According to Indonesian press at that time, those talks centred on participation between the two countries in exploring potential oil and gas in the border areas of Indonesia's Papua province and western PNG.
Pertamina flagged that a joint study was planned to seek oil and gas opportunities together in Indonesia, PNG and "other" countries.
According to the Post Courier, Pertamina's director of investment planning and risk management said the MOU would give it access to seismic data from PNG.
As part of the exchange, Pertamina will reportedly help NPCP learn about the operation and development of LNG projects.
"Indonesia has over 30 years of experience in the operation of LNG plants," NPCP chairman Frank Kramer reportedly said.
The Indonesian visit by PNG Prime Minister Peter O'Neill this week comes after an industry source told PNGIndustryNews.net in May that Pertamina had made a bid for a stake InterOil's Elk-Antelope field.
This source also said Pertamina would need to import LNG to meet existing export commitments because its production was falling.

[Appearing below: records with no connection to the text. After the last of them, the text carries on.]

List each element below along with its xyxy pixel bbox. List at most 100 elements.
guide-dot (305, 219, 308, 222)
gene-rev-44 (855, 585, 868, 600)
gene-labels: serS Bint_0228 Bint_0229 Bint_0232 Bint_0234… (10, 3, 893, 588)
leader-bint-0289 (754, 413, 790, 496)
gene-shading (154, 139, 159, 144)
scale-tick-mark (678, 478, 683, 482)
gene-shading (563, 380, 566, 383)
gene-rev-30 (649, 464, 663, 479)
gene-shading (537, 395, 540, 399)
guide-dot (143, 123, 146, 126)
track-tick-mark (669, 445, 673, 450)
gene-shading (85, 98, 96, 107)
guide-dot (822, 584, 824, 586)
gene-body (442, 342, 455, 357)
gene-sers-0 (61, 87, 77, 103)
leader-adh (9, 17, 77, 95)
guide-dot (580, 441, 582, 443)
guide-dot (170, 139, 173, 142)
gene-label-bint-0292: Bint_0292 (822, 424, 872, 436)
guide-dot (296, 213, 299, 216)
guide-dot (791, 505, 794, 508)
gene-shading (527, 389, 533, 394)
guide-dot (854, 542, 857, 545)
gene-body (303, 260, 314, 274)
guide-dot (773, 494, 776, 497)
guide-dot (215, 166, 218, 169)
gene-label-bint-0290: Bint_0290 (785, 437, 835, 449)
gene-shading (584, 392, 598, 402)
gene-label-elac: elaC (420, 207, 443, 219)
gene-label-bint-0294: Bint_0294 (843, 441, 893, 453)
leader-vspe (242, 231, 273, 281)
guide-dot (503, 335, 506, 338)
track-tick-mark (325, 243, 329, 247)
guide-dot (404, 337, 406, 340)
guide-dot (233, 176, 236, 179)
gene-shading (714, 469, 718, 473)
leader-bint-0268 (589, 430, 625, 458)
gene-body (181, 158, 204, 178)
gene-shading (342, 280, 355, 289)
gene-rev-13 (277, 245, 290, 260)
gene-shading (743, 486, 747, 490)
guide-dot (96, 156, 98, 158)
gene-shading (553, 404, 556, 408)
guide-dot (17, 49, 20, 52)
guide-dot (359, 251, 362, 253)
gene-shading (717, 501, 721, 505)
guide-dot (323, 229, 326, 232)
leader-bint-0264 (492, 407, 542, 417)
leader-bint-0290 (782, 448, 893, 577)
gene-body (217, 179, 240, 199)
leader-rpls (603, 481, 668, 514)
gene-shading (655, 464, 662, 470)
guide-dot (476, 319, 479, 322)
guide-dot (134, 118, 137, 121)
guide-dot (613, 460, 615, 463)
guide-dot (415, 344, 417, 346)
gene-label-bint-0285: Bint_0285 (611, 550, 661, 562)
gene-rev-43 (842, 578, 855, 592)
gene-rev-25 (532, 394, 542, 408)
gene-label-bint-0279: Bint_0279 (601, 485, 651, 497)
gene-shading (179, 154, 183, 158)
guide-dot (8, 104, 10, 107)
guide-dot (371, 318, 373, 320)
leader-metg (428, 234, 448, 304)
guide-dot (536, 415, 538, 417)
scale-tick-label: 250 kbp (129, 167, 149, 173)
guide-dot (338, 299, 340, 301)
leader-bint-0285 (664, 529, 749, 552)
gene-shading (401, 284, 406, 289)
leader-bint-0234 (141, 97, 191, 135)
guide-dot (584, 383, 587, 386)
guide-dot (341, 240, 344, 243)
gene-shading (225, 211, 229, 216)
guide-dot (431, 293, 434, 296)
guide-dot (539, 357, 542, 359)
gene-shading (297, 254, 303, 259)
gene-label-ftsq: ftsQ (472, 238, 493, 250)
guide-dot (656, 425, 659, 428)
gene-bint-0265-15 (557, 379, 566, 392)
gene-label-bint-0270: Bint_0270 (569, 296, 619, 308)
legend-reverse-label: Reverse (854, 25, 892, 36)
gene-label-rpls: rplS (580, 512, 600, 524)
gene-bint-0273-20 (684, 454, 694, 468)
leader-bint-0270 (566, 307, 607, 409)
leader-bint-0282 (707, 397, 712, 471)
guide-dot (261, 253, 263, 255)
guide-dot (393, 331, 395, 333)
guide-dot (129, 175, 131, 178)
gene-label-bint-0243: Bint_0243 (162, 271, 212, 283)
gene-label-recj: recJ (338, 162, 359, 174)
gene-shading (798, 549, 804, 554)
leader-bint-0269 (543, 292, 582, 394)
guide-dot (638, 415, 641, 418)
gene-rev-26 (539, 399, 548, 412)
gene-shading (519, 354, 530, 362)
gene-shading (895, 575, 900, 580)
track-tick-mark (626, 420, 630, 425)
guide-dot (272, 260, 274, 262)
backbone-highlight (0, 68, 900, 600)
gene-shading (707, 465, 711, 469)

PNG LNG project operator ExxonMobil remains in exclusive negotiations with InterOil over acquiring a large stake of this field in PNG's Gulf province, which could be used to fuel a third train expansion of PNG LNG.
NPCP, a subsidiary of state-owned Independent Public Business Corporation, owns a 16.6% stake of the PNG LNG project on behalf of the PNG Government.
Kramer is expected to be the chief of Kumul Petroleum, a proposed state-owned entity to house the PNG government's petroleum assets. Legislation around this aspect of the PNG government's SOE restructure is expected to be tabled in parliament in September.